Lunghe al limite del torrenziale sì, le composizioni su carta bianca di “Antiterra”, ma mai prolisse né, tantomeno, invadenti. Anzi, se esiste un qualificativo che nel merito specifico può essere speso con cognizione di causa, questo è funzionale. Valga per tutti la stratificazione sonora che serpeggia nel montare acquatico di “Part III”, nella cui costante marea rimangono intrappolati un’infinità di strumenti o, per meglio dire, echi e memorie di un’infinità di strumenti, riverberi da un’altra dimensione: dopo dodici minuti di assoluta verticalità segue una defogliazione tortile che, da singoli bordoni isolati, divampa in un decollo spaziale di grande teatralità, un’assordante messa cosmica.
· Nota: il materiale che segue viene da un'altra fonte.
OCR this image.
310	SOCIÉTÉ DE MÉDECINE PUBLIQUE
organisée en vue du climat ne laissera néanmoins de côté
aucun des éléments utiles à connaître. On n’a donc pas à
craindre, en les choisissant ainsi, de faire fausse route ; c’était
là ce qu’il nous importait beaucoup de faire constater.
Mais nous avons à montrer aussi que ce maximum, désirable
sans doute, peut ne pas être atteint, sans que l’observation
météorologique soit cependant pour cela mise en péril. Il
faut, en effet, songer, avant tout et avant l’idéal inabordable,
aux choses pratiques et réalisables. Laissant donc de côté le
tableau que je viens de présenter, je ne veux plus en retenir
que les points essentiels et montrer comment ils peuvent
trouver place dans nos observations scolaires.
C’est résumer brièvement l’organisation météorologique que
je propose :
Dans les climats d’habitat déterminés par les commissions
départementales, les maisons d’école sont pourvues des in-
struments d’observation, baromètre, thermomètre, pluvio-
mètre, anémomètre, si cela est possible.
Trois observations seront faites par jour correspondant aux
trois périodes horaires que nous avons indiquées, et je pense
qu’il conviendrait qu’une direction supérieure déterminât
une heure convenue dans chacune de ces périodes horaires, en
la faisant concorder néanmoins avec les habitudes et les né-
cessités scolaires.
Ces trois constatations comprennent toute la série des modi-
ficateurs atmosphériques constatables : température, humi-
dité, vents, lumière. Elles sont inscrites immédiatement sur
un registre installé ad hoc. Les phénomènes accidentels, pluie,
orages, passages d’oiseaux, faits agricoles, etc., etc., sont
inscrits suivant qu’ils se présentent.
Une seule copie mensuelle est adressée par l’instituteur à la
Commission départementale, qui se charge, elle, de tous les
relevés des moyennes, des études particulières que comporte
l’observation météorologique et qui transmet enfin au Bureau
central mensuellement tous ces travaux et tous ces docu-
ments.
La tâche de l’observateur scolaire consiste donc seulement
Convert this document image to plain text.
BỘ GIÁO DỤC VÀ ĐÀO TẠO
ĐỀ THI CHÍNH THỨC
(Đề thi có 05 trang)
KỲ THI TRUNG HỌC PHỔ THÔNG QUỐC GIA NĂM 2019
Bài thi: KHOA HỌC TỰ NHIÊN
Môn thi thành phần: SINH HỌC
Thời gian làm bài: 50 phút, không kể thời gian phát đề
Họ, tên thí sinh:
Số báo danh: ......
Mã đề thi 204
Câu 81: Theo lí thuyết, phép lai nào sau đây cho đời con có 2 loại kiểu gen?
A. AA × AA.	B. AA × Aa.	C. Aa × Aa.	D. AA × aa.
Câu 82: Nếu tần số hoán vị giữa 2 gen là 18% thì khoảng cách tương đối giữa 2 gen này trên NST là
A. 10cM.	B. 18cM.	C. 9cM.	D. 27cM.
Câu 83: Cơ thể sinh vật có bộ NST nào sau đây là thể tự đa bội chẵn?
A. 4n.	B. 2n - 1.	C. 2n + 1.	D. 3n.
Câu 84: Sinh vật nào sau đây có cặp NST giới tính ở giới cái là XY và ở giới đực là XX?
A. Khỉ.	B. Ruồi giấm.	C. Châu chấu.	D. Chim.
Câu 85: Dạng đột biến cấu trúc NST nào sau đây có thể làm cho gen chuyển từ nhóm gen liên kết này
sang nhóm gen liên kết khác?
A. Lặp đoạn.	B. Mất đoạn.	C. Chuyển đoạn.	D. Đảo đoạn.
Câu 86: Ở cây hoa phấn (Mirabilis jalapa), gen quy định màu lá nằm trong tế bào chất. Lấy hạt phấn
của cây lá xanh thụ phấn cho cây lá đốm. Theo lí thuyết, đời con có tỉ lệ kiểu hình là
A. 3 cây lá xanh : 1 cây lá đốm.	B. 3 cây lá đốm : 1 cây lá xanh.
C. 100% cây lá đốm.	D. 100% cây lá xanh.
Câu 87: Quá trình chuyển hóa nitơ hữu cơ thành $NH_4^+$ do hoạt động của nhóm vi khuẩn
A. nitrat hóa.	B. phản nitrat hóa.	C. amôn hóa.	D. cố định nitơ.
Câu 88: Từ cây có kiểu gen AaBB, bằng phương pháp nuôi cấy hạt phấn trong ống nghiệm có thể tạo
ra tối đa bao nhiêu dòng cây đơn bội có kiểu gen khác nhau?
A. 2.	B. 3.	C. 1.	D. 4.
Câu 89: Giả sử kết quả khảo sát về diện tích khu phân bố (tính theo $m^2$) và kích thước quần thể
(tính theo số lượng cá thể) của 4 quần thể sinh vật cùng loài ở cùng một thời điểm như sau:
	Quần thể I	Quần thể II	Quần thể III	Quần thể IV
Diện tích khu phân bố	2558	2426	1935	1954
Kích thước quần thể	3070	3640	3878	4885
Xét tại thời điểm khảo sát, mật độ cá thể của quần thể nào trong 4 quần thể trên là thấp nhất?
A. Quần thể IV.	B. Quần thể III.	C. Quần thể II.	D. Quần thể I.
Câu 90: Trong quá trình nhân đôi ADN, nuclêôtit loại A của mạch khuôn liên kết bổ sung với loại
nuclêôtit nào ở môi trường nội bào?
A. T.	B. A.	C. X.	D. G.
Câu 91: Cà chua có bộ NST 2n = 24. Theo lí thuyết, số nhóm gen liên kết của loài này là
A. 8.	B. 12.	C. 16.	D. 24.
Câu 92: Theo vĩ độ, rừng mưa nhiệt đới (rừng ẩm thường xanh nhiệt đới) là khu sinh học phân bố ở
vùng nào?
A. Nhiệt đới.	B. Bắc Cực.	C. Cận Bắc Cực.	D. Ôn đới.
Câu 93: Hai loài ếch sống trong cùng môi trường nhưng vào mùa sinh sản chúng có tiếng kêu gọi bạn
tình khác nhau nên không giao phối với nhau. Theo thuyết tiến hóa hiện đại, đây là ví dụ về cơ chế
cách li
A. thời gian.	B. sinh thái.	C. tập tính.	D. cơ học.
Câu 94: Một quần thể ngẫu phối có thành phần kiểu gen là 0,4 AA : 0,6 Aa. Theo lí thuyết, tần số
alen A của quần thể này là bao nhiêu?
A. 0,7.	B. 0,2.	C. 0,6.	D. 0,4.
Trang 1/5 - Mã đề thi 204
Non è il solo momento che si segnala per la sua spiccata musicalità: piuttosto notevole è già il pastiche elettroacustico fennesziano di “Part I”, coerentemente sviluppato in una deriva kosmische che accentua le profondità di spazio e suono a discapito della ricorsività interna delle cellule ritmico-melodiche, mentre “Part IV” procede per tonfi e risucchi lungo la traiettoria di una frastornante techno poliritmica dalle percepibili coloriture etniche (una specie di contraltare galattico al concettualismo terreno e terrigno di un Mai Mai Mai).

Il viaggio termina col fiato un po’ corto (anche se certe sovrastrutture che fanno capolino in coda a “Part V” sembrerebbero pensate per la libreria di Edizioni Mondo), ma è di un’intensità a tratti travolgente. Disponibile anche su cassetta con cover su carta acetata trasparente, in edizione limitata a 100 copie.